Local and global accessibility analysis for generative process planning

This dissertation presents a primitive-based approach in support of the generative process planning including automatic machine selection, tool selection, and part setup optimization. The approach includes local and global accessibility analysis with tool geometry on tessellated solid models, building the 4-vector (facet, machine, setup, and tool) multi-axis (4 or 5-axis) manufacturing primitives (MPs) and clustering them into the manufacturing features (MFs).; The first crucial feature of the approach is computing the tool accessibility of a solid model.

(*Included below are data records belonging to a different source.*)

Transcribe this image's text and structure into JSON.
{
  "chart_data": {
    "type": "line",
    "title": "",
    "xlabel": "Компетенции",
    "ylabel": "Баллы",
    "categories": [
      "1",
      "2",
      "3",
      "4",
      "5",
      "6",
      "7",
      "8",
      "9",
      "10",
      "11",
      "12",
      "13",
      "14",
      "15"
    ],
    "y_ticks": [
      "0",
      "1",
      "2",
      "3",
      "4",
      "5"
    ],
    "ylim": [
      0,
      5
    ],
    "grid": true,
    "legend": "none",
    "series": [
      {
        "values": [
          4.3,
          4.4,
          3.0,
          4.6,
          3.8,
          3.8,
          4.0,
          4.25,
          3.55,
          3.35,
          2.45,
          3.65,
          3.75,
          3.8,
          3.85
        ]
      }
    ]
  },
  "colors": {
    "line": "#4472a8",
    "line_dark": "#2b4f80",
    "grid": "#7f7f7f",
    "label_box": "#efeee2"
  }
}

The accessibility approach is fully developed for tessellated models and the tool geometry of spherical end-mills. In the approach, local accessibility analysis is used to set an upper bound of the feasible tool radius for regions of a given part and global accessibility analysis based on a ray (tool without radius) is used to create a set of accessibility maps called binary sphere maps (BSMs). A transformation function is then used to modify the set of BSMs based on a given tool geometry.; The second crucial feature of the approach is optimizations of the Sculptured Surfaces Machining (SSM) orientation on the worktable of a multi-axis NC machine. Govindarajalu (2003) created a Binary Integer Programming (BIP) model for clustering the 3-axis MPs derived from accessibility maps on solid models into the MFs for automated setup planning with the objective of minimizing machining time. Govindarajalu used the BIP model to optimize the setup of SSM on 3-axis machines. In SSM multi-axis (4-axis and 5-axis) machining offers many advantages over 3-axis machining. This dissertation presents an approach to derive the multi-axis MPs from the 3-axis MPs and applies a similar BIP model to multi-axis machining.; Finally, a 4-vector BIP model has been developed from a 2-vector (facet and orientation) BIP model given by Govindarajalu. A two-step decomposition has been done to solve the model. Experiments were conducted on the sample parts to demonstrate the validity of the approach. The results showed that the approach was useful for selecting machines, tools, and for optimizing setups based on an objective of minimizing machining time.